Technically it's illegal. This is unlikely to come up in a routine traffic stop, but if there was some larger issue that involved you having to tell people both where you lived and where your car was garaged insurance-wise you could get in trouble. We have this issue near the border of VT/NH as well. If your insurance company finds out you are paying lower NH rates and you don't actually live in NH they could opt to drop your coverage which would be bad if they found it out as a result of an accident or something. Not saying tons of people don't do it anyhow, but there is a risk associated with it.
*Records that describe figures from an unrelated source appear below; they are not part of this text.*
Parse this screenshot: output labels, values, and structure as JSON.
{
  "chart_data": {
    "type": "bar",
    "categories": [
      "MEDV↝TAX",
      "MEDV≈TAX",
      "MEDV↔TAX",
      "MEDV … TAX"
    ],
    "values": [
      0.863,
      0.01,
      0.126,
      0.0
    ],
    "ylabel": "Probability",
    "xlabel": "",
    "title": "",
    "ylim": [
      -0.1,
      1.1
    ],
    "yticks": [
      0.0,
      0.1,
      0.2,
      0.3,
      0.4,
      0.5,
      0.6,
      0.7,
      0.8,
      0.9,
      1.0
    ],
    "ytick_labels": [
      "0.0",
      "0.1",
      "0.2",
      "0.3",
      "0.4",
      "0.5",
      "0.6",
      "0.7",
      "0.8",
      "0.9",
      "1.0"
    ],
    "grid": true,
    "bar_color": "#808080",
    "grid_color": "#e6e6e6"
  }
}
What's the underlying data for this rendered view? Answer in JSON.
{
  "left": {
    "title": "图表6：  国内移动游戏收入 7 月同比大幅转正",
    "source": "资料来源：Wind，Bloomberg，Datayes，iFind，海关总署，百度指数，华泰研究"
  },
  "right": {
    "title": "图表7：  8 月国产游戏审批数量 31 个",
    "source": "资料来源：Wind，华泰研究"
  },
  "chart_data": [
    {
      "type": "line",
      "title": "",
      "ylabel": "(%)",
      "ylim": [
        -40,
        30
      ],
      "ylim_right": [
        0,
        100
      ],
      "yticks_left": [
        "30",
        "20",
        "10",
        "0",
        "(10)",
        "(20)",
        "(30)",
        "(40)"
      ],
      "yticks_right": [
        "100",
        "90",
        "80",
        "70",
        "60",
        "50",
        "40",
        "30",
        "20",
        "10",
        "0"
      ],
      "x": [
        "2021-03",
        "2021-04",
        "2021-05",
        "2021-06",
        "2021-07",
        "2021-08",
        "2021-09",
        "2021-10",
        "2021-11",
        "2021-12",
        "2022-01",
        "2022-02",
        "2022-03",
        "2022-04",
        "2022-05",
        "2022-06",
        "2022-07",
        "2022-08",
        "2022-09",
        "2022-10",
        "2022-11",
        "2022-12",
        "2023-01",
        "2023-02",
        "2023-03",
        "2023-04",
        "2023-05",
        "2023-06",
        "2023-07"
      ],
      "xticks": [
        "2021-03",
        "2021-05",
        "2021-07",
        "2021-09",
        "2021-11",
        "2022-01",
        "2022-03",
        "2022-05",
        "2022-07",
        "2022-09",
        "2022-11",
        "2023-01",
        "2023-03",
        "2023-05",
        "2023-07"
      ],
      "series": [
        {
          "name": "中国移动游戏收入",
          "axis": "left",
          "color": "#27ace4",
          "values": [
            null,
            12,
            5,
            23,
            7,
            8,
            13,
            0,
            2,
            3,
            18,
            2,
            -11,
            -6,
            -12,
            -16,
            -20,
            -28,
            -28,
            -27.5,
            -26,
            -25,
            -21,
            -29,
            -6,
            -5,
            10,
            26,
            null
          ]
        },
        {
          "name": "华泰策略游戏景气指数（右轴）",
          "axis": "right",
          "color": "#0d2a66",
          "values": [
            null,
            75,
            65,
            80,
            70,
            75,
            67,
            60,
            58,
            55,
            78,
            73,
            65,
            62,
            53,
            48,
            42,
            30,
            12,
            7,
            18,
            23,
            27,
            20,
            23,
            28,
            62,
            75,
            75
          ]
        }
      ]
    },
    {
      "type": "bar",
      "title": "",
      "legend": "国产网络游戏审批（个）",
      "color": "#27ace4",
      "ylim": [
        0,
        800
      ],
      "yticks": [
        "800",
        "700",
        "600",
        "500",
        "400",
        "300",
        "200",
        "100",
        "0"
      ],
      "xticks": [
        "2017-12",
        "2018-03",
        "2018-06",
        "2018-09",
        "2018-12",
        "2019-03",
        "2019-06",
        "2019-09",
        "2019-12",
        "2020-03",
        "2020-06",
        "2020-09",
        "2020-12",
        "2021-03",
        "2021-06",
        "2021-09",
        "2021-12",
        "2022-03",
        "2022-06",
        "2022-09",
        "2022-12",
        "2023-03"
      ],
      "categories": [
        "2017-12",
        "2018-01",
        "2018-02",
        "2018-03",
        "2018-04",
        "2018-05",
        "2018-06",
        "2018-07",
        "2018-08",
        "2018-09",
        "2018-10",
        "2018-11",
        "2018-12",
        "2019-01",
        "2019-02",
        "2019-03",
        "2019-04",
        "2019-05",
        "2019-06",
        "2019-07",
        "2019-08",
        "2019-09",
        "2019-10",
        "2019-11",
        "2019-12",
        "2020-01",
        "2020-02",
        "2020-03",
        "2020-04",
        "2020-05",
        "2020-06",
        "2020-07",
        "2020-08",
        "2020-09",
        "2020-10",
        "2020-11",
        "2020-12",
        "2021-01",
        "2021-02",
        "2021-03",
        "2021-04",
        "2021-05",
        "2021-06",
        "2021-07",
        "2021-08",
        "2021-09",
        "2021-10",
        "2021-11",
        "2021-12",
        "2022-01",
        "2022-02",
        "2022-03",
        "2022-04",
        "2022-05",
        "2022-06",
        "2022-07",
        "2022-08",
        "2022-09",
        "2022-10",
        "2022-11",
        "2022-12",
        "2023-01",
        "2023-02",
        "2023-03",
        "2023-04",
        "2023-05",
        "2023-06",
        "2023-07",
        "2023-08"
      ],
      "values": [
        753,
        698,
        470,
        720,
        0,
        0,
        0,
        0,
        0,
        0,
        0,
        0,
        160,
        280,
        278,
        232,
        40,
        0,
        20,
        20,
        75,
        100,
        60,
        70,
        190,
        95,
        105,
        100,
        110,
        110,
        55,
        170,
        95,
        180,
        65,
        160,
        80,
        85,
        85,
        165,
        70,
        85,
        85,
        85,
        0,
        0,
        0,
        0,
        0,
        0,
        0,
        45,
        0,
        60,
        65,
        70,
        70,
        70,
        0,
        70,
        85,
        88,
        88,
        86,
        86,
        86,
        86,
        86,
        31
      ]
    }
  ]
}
spacefire, I've also had decent luck calling the MA RMV (I know, you would never consider this possible) and asking them some of the RMV questions I had. I had to do a rather complicated transaction with them recently and though they are giant and bureaucratic, I didn't have the same experience as zizzle.
posted by jessamyn at 6:56 AM on February 22, 2012


what are the drawbacks?

There is an anonymous hotline people can call specifically to narc you out for not paying taxes. If your neighbors don't do it, the police will eventually take notice of you. My boyfriend dragged his feet on registering his Illinois car here in Massachusetts, and the one frigging day my car was in the shop and I drove his, I was pulled over and scolded by the local constabulary.